Suppose, we have a cylinder with a flat base area $A$ and height $H$.
The volume $V$ of the cylinder is obtained by multiplying the two quantities: $V=AH$.
But what happens, when the base surface is not flat? For instance, if we take a little 'bite' at the bottom of the cylinder and put the bitten slice on top, the process mustn't change volume. It sure doesn't change the height, only the base surface changes (increases) to, say $A'$.
Now, obviously, as $A'>A$, we know, that $A'H>AH$.

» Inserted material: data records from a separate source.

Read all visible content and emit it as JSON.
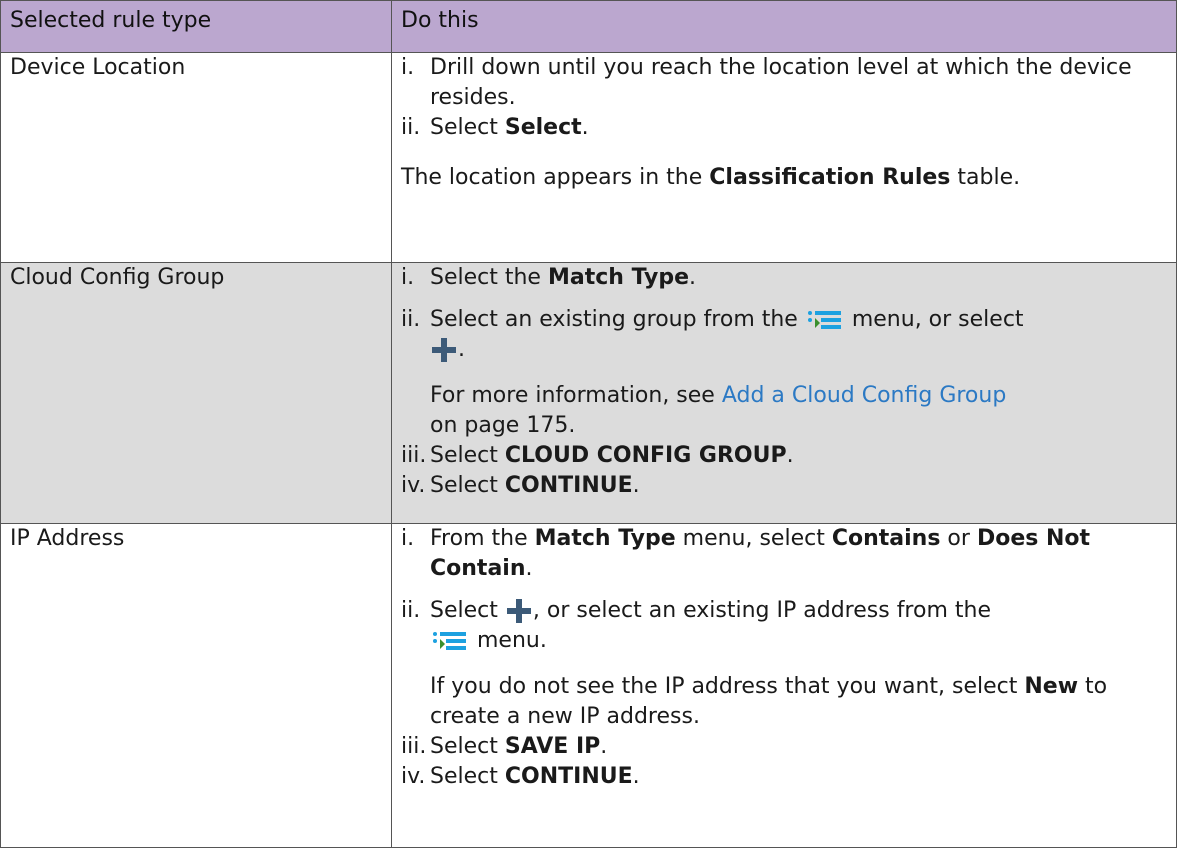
{
  "table": {
    "headers": [
      "Selected rule type",
      "Do this"
    ],
    "rows": [
      {
        "type": "Device Location",
        "steps": [
          {
            "num": "i.",
            "text": "Drill down until you reach the location level at which the device resides."
          },
          {
            "num": "ii.",
            "pre": "Select ",
            "bold": "Select",
            "post": "."
          }
        ],
        "note": {
          "pre": "The location appears in the ",
          "bold": "Classification Rules",
          "post": " table."
        }
      },
      {
        "type": "Cloud Config Group",
        "steps": [
          {
            "num": "i.",
            "pre": "Select the ",
            "bold": "Match Type",
            "post": "."
          },
          {
            "num": "ii.",
            "pre": "Select an existing group from the ",
            "mid": " menu, or select ",
            "post": "."
          },
          {
            "num": "iii.",
            "pre": "Select ",
            "bold": "CLOUD CONFIG GROUP",
            "post": "."
          },
          {
            "num": "iv.",
            "pre": "Select ",
            "bold": "CONTINUE",
            "post": "."
          }
        ],
        "sub": {
          "pre": "For more information, see ",
          "link": "Add a Cloud Config Group",
          "post": " on page 175."
        }
      },
      {
        "type": "IP Address",
        "steps": [
          {
            "num": "i.",
            "pre": "From the ",
            "bold1": "Match Type",
            "mid": " menu, select ",
            "bold2": "Contains",
            "or": " or ",
            "bold3": "Does Not Contain",
            "post": "."
          },
          {
            "num": "ii.",
            "pre": "Select ",
            "mid": ", or select an existing IP address from the ",
            "post": " menu."
          },
          {
            "num": "iii.",
            "pre": "Select ",
            "bold": "SAVE IP",
            "post": "."
          },
          {
            "num": "iv.",
            "pre": "Select ",
            "bold": "CONTINUE",
            "post": "."
          }
        ],
        "sub": {
          "pre": "If you do not see the IP address that you want, select ",
          "bold": "New",
          "post": " to create a new IP address."
        }
      }
    ]
  },
  "icons": {
    "menu": "list-menu-icon",
    "add": "plus-icon",
    "menu_color": "#1da1e0",
    "menu_bar_color": "#3a8f2c",
    "add_color": "#3c5a78"
  },
  "colors": {
    "header_bg": "#bba7cf",
    "shaded_row_bg": "#dcdcdc",
    "link": "#2b79c4"
  }
}
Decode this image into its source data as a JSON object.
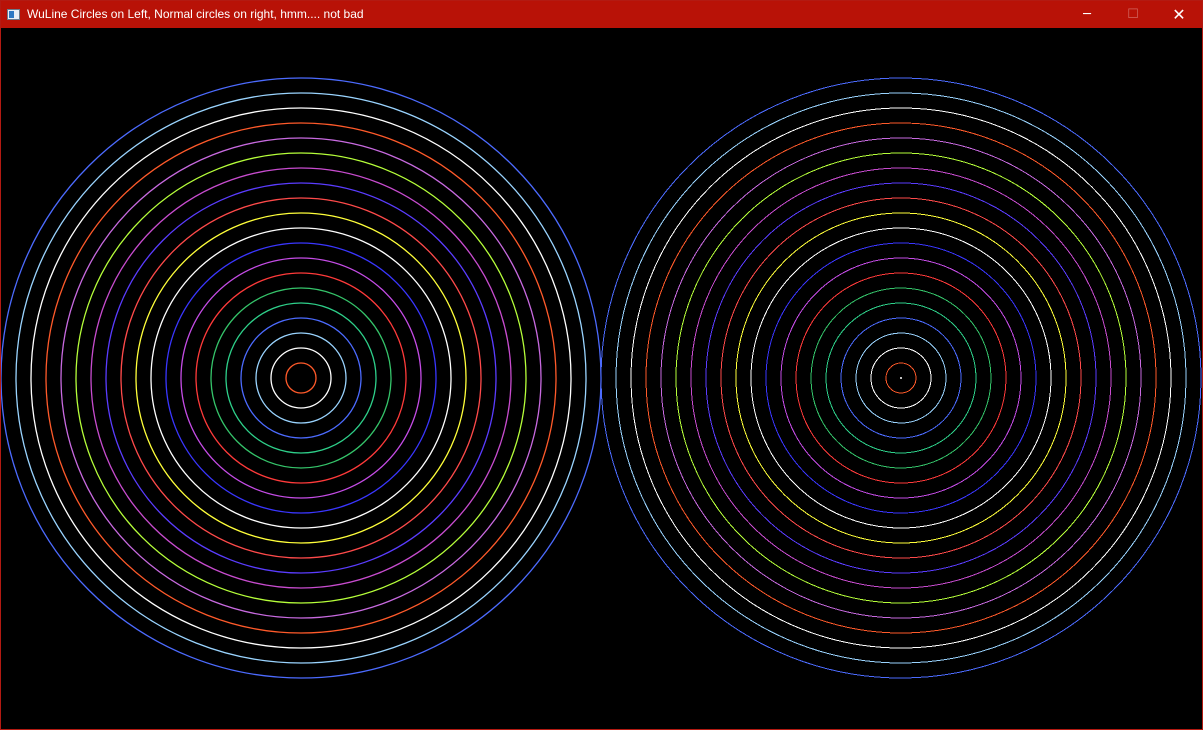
{
  "window": {
    "title": "WuLine Circles on Left, Normal circles on right, hmm.... not bad",
    "icon": "app-window-icon",
    "controls": {
      "minimize_glyph": "─",
      "maximize_glyph": "☐",
      "close_glyph": "✕"
    }
  },
  "canvas": {
    "background": "#000000",
    "ring_colors": [
      "#ff5a2a",
      "#ffffff",
      "#9ad4ff",
      "#4c6bff",
      "#2ed08a",
      "#35c46a",
      "#ff3a3a",
      "#c54ce6",
      "#3a36ff",
      "#ffffff",
      "#ffff3a",
      "#ff4a4a",
      "#5a3cff",
      "#c84ccf",
      "#b6ff3a",
      "#c86ae0"
    ],
    "left_label": "WuLine circles",
    "right_label": "Normal circles"
  }
}
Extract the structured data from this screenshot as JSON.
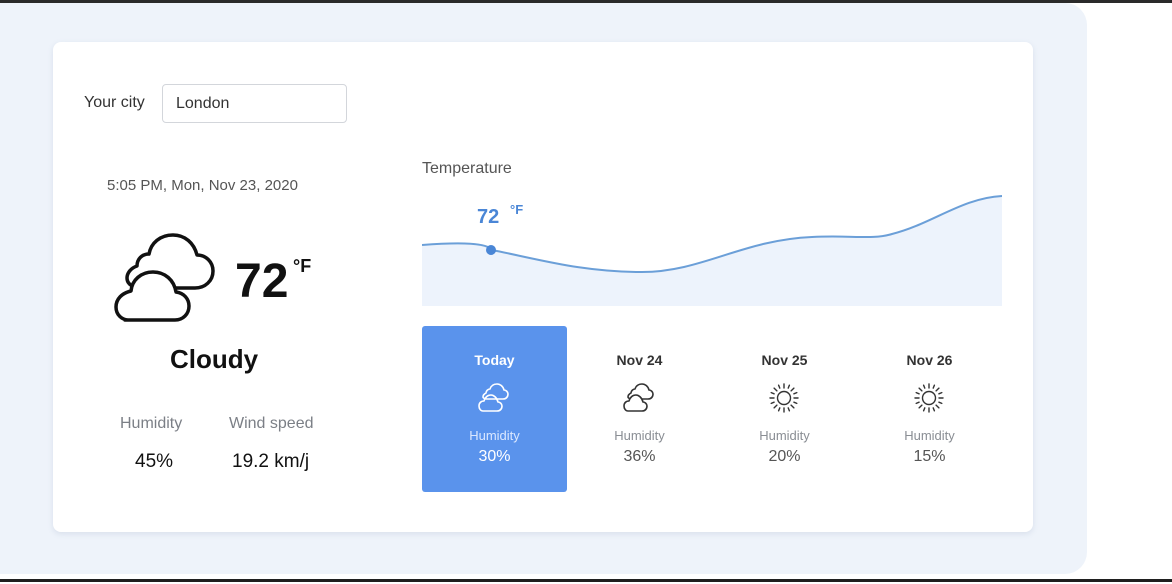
{
  "city": {
    "label": "Your city",
    "value": "London",
    "placeholder": ""
  },
  "current": {
    "datetime": "5:05 PM, Mon, Nov 23, 2020",
    "temperature": "72",
    "unit": "°F",
    "condition": "Cloudy",
    "icon": "cloud-icon",
    "humidity_label": "Humidity",
    "humidity_value": "45%",
    "wind_label": "Wind speed",
    "wind_value": "19.2 km/j"
  },
  "chart": {
    "title": "Temperature",
    "highlight_value": "72",
    "highlight_unit": "°F",
    "accent_color": "#5a93ec",
    "line_color": "#6b9fd8",
    "fill_color": "#edf3fc"
  },
  "forecast": [
    {
      "day": "Today",
      "icon": "cloud-icon",
      "humidity_label": "Humidity",
      "humidity_value": "30%",
      "active": true
    },
    {
      "day": "Nov 24",
      "icon": "cloud-icon",
      "humidity_label": "Humidity",
      "humidity_value": "36%",
      "active": false
    },
    {
      "day": "Nov 25",
      "icon": "sun-icon",
      "humidity_label": "Humidity",
      "humidity_value": "20%",
      "active": false
    },
    {
      "day": "Nov 26",
      "icon": "sun-icon",
      "humidity_label": "Humidity",
      "humidity_value": "15%",
      "active": false
    }
  ]
}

Hence, area-height multiplication can't be a good way to calculate volume. So, I'm asking you: what is?
Best Answer
One model for your solid is to take a plane region $D$ of area $A$, to take a real-valued (and, say, continuous) function $f$ with domain $D$, and to let the cylinder be the set of points $(x, y, z)$ such that $$ (x, y) \in D,\qquad f(x, y) \leq z \leq f(x, y) + H. $$
The volume of the cylinder is $AH$, independently of $f$, as you've observed.
One natural geometric interpretation of this formula is the height over an arbitrary point of $D$ multiplied by the area of the projection of the cylinder on the $(x, y)$-plane.
This type of formula holds in greater generality. If $f$ is a continuous function of $(n - 1)$ variables, then the "pointwise shearing" homeomorphism $$ (x_{1}, \dots, x_{i}, \dots, x_{n}) \mapsto (x_{1}, \dots, x_{i} + f(x_{1}, \dots, x_{i-1}, x_{i+1}, \dots, x_{n}), \dots, x_{n}) \tag{1} $$ preserves $n$-dimensional volume. If you start with the closure $C$ of an arbitrary bounded open subset of $\mathbf{R}^{n}$ and repeatedly apply transformations of the type (1), the resulting image has the same volume as $C$.
Your cylinder with non-flat base is the image of a "standard" cylinder $C = D \times [0, H]$ under $$ (x, y) \mapsto \bigl(x, y, z + f(x, y)\bigr). $$